Scientists are not sure about what causes ODD, however decades of research are narrowing down the environmental and biological contributions. On the environmental side, children with certain factors present in their lives are more at risk of developing ODD. Those factors include previous or current substance abuse by parents and overall dysfunction in a child’s family life.
The biological factors that increase risk include a past history of mental illness in the family, an imbalance of chemicals in the brain that affect neurotransmitters, and head injuries in childhood. Scientists believe that a combination of biological and environmental conditions may work together to create a sensitivity in children to be predisposed to developing ODD.
What Are the Symptoms of ODD?
While symptoms may differ slightly between individuals, there are general symptoms that pediatricians and child psychologists look for when evaluating someone for ODD. General symptoms include :
· Frequent arguing with authority figures, like parents and teachers
· Frequent outbursts of anger or resentment
· Frequent tantrums
· Deliberate refusal to obey reasonable requests
· Provoking others via language and behavior
· Putting blame on others for actions or consequences
· Seek revenge for real or imagined slights
· Repeated use of harsh or inflammatory language
ODD is diagnosed after a physical exam and tests provide no evidence for any medical conditions that may be causing the symptoms.
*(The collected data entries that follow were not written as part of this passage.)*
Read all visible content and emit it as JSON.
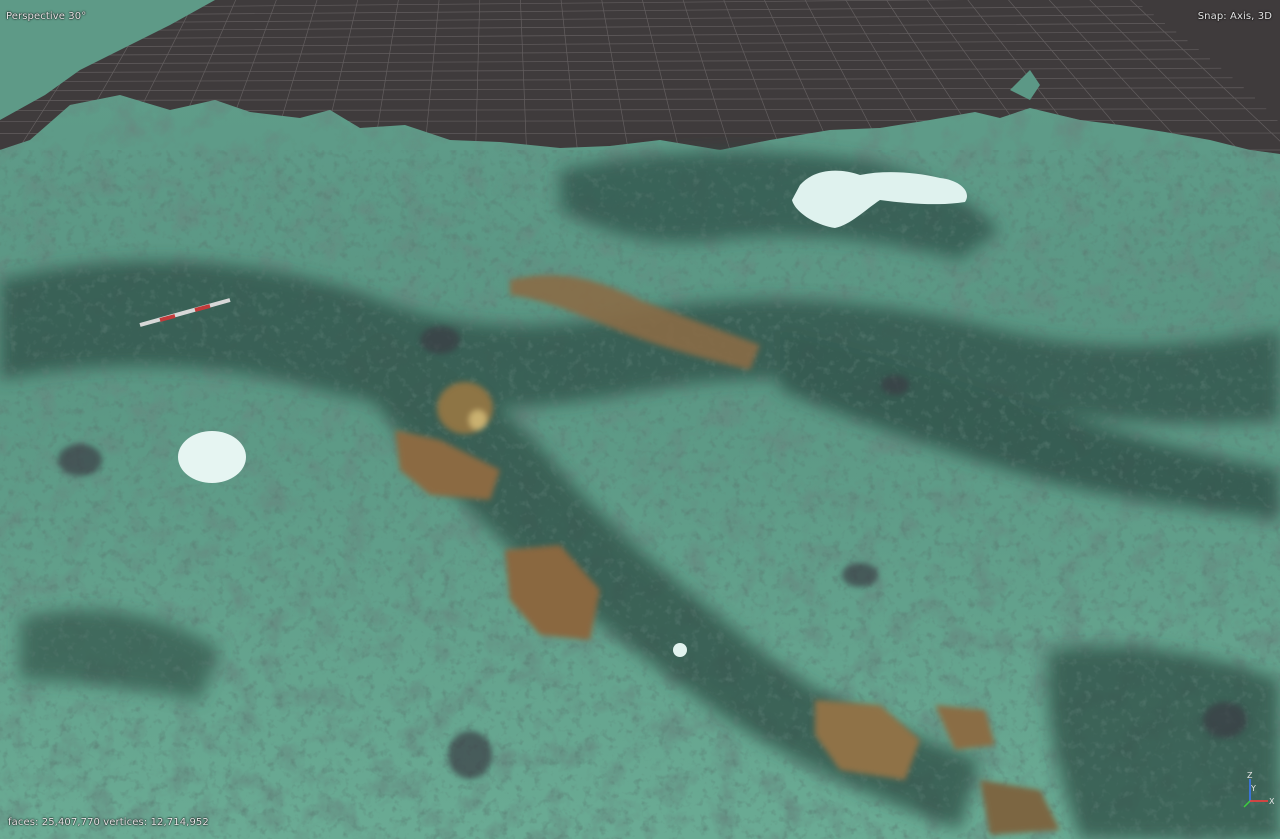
{
  "viewport": {
    "view_label": "Perspective 30°",
    "snap_label": "Snap: Axis, 3D",
    "stats_label": "faces: 25,407,770 vertices: 12,714,952"
  },
  "gizmo": {
    "z_label": "Z",
    "y_label": "Y",
    "x_label": "X",
    "z_color": "#3a78ff",
    "y_color": "#3ecf3e",
    "x_color": "#ff3a3a"
  },
  "colors": {
    "background": "#3f3b3c",
    "grid": "#6a6566",
    "seafloor": "#6aa893",
    "reef_dark": "#2c4f45",
    "sponge": "#8a7046",
    "coral_white": "#dff2ee"
  }
}
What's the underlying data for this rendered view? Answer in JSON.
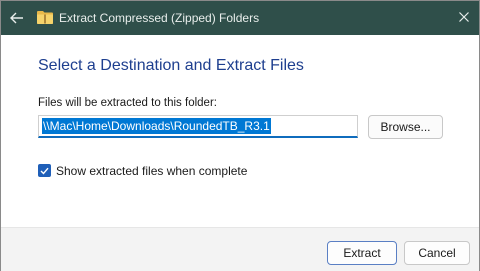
{
  "window": {
    "title": "Extract Compressed (Zipped) Folders",
    "back_icon": "arrow-left-icon",
    "folder_icon": "zip-folder-icon",
    "close_icon": "close-icon"
  },
  "main": {
    "heading": "Select a Destination and Extract Files",
    "path_label": "Files will be extracted to this folder:",
    "path_value": "\\\\Mac\\Home\\Downloads\\RoundedTB_R3.1",
    "browse_label": "Browse...",
    "show_files_checked": true,
    "show_files_label": "Show extracted files when complete"
  },
  "footer": {
    "extract_label": "Extract",
    "cancel_label": "Cancel"
  },
  "colors": {
    "titlebar": "#2f4f4a",
    "heading": "#1e3f8f",
    "accent": "#0078d4"
  }
}
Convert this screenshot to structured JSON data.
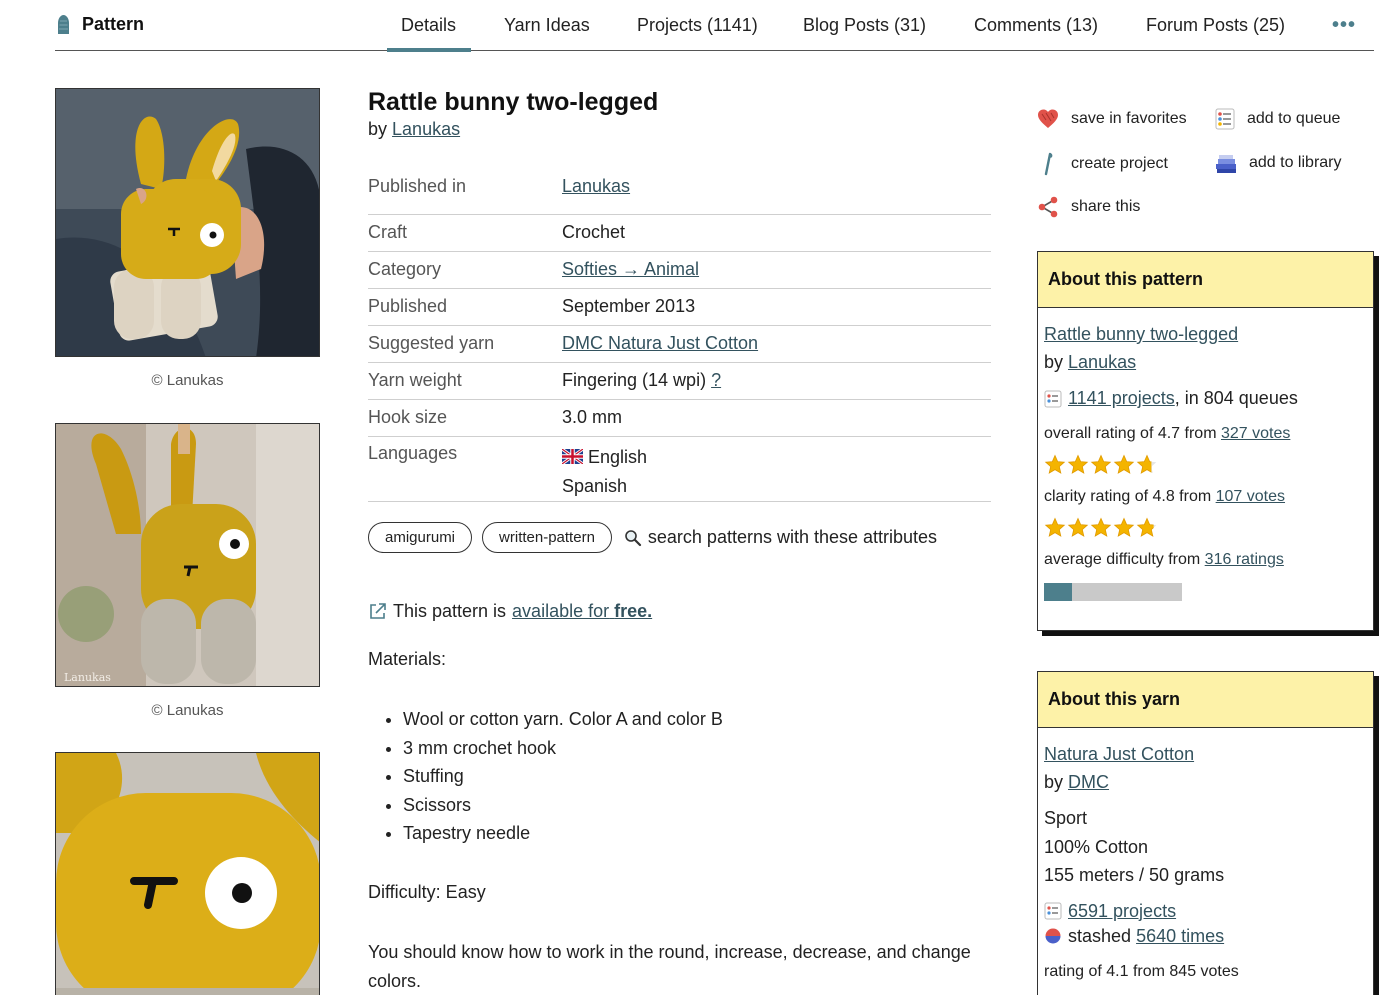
{
  "nav": {
    "brand": "Pattern",
    "tabs": [
      "Details",
      "Yarn Ideas",
      "Projects (1141)",
      "Blog Posts (31)",
      "Comments (13)",
      "Forum Posts (25)"
    ],
    "more": "•••"
  },
  "photos": {
    "captions": [
      "© Lanukas",
      "© Lanukas"
    ],
    "watermark": "Lanukas"
  },
  "pattern": {
    "title": "Rattle bunny two-legged",
    "by": "by",
    "designer": "Lanukas",
    "meta": {
      "published_in_label": "Published in",
      "published_in": "Lanukas",
      "craft_label": "Craft",
      "craft": "Crochet",
      "category_label": "Category",
      "category": "Softies → Animal",
      "published_label": "Published",
      "published": "September 2013",
      "yarn_label": "Suggested yarn",
      "yarn": "DMC Natura Just Cotton",
      "weight_label": "Yarn weight",
      "weight": "Fingering (14 wpi)",
      "weight_help": "?",
      "hook_label": "Hook size",
      "hook": "3.0 mm",
      "languages_label": "Languages",
      "language_1": "English",
      "language_2": "Spanish"
    },
    "tags": [
      "amigurumi",
      "written-pattern"
    ],
    "tag_search": "search patterns with these attributes",
    "avail_prefix": "This pattern is",
    "avail_link": "available for",
    "avail_free": "free.",
    "materials_heading": "Materials:",
    "materials": [
      "Wool or cotton yarn. Color A and color B",
      "3 mm crochet hook",
      "Stuffing",
      "Scissors",
      "Tapestry needle"
    ],
    "difficulty": "Difficulty: Easy",
    "description": "You should know how to work in the round, increase, decrease, and change colors."
  },
  "actions": {
    "favorites": "save in favorites",
    "queue": "add to queue",
    "project": "create project",
    "library": "add to library",
    "share": "share this"
  },
  "about_pattern": {
    "heading": "About this pattern",
    "name": "Rattle bunny two-legged",
    "by": "by",
    "designer": "Lanukas",
    "projects_link": "1141 projects",
    "queues": ", in 804 queues",
    "overall_prefix": "overall rating of 4.7 from",
    "overall_votes": "327 votes",
    "overall_rating": 4.7,
    "clarity_prefix": "clarity rating of 4.8 from",
    "clarity_votes": "107 votes",
    "clarity_rating": 4.8,
    "difficulty_prefix": "average difficulty from",
    "difficulty_ratings": "316 ratings",
    "difficulty_level": 0.2
  },
  "about_yarn": {
    "heading": "About this yarn",
    "name": "Natura Just Cotton",
    "by": "by",
    "brand": "DMC",
    "weight": "Sport",
    "fiber": "100% Cotton",
    "yardage": "155 meters / 50 grams",
    "projects_link": "6591 projects",
    "stashed_prefix": "stashed",
    "stashed_link": "5640 times",
    "rating": "rating of 4.1 from 845 votes"
  },
  "colors": {
    "accent": "#4d7f8c",
    "card_header": "#fdf2a8",
    "link": "#33525e",
    "star": "#f4b400",
    "heart": "#e0524a"
  }
}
Absent any medical explanation, pediatricians and child psychologists conduct evaluations and assess whether the child’s behavior is consistent with what they know about ODD. Parents, teachers, siblings and others often provide feedback on what they’ve observed with the child as well, giving the experts a complete picture of behavior and attitude.
What Treatments for ODD are Available?
While there is no cure for ODD, medical experts are making great strides in managing the symptoms. A combination of medication and behavioral therapy help children keep better control over their emotions and allow them to interact more effectively with others.
Medicine the medical experts typically give children with ODD are not specifically for treating ODD, but rather for associated conditions like ADHD, anxiety or depression. Because it is so common for children with ODD to have another behavioral condition, the medicine seems to work to help them control many of the overall symptoms of ODD.
Behavioral therapy is when a child meets with child psychologists to work on changing the way the child thinks and reacts to certain situations, especially with authority figures. Family therapy is another key factor in helping children and their families work better together by changing up the actions and reactions they were engaging in and replacing them with healthier, more effective communication techniques.
Early intervention is key in making sure a child with ODD receives the best care and help needed in order to engage with others effectively. Without treatment, a child’s family, school and social lives are a struggle as he or she has difficulty in building and maintaining relationships necessary to be successful in life.